You can see one of the Koronis asteroids in the image at left, which shows 243 Ida as photographed by the Galileo probe. What we now believe about the Koronis asteroids is that they were formed some two billion years ago by the breakup of a much larger asteroid. Within the Koronis family are the ninety or so Karin asteroids, which seem to be in a constant process of smashing into each other to create cosmic dust. Themselves the result of a far more recent collision (pegged at 5.7 million years), the Karin asteroids are useful because they are readily susceptible to spectroscopic analysis.
Image: This view of the Koronis asteroid 243 Ida is a mosaic of five image frames acquired by the Galileo spacecraft’s solid-state imaging system at ranges of 3,057 to 3,821 kilometers (1,900 to 2,375 miles) on August 28, 1993, about 3-1/2 minutes before the spacecraft made its closest approach to the asteroid. Galileo flew about 2,400 kilometers from Ida at a relative velocity of 12.4 km/sec. Credit: NASA/JPL.
Says Matthew Genge (Imperial College London), who studied the micro-meteorites in Antarctic dust:
“I’ve been studying these particles for quite a while and had all the pieces of the puzzle, but had been trying to figure out the particles one by one. It was only when I took a step back and looked at the minerals and properties of hundreds of particles that it was obvious where they came from. It was like turning over the envelope and finding the return address on the back.”

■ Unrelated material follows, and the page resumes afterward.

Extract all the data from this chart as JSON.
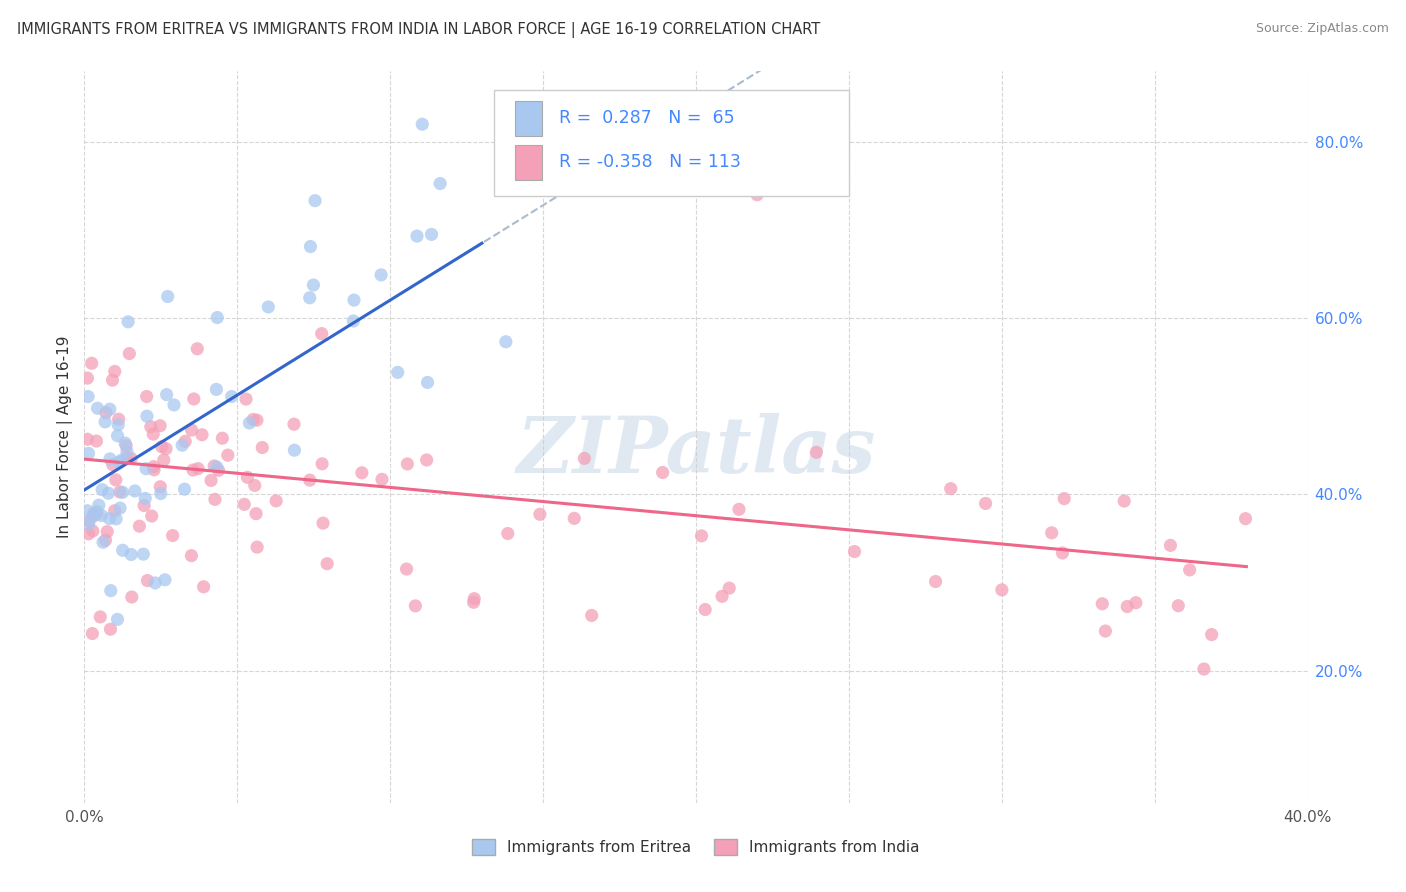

Genge’s micrometeorites contain information about the formation of asteroids and comets some four and a half billion years ago. As with Martian meteorites, the chance to study material from another celestial object without the expense of mounting an expensive mission is itself noteworthy. We’re synchronizing laboratory mineralogy with infrared observations of the Karin asteroids, work with implications for the origin of the Karin group in what seems to have been a rubble-pile asteroid.
The paper is Genge, “Koronis asteroid dust within Antarctic ice,” Geology Vol. 36, Issue 9 (September 2008), pp. 687-690 (abstract).
I’ve always been impressed by spectroscopic studies that pin down asteroid families and their allied meteoritic traces. One thing cosmic dust reveals, especially long term records like sea-bed samples, is that the dust levels are highly variable through time. A few years back one paper showed we were currently in a dust-peak, at about 3 times background levels, and that much higher peaks could be discerned further back in time – up to 6 times background. The sediment core record ends 80 mya, but no doubt the process of supply and loss has oscillated back and forth over billennia. A core sample of a periodic deposit on an axially stable world, like Mercury’s polar caps, might reveal the full collisional history of the last 4 billion years. Unfortunately there’s no plans to visit those caps anytime soon with sufficient coring equipment and analytical laboratories sufficient to the task could be hard to pack into a lander.
I think my favourite meteoroid study is the one that found that there is a significant flux of particles arriving in our solar system from Beta Pictoris, which potentially means we can sample material from an extrasolar system without having to figure out the interstellar travel problem.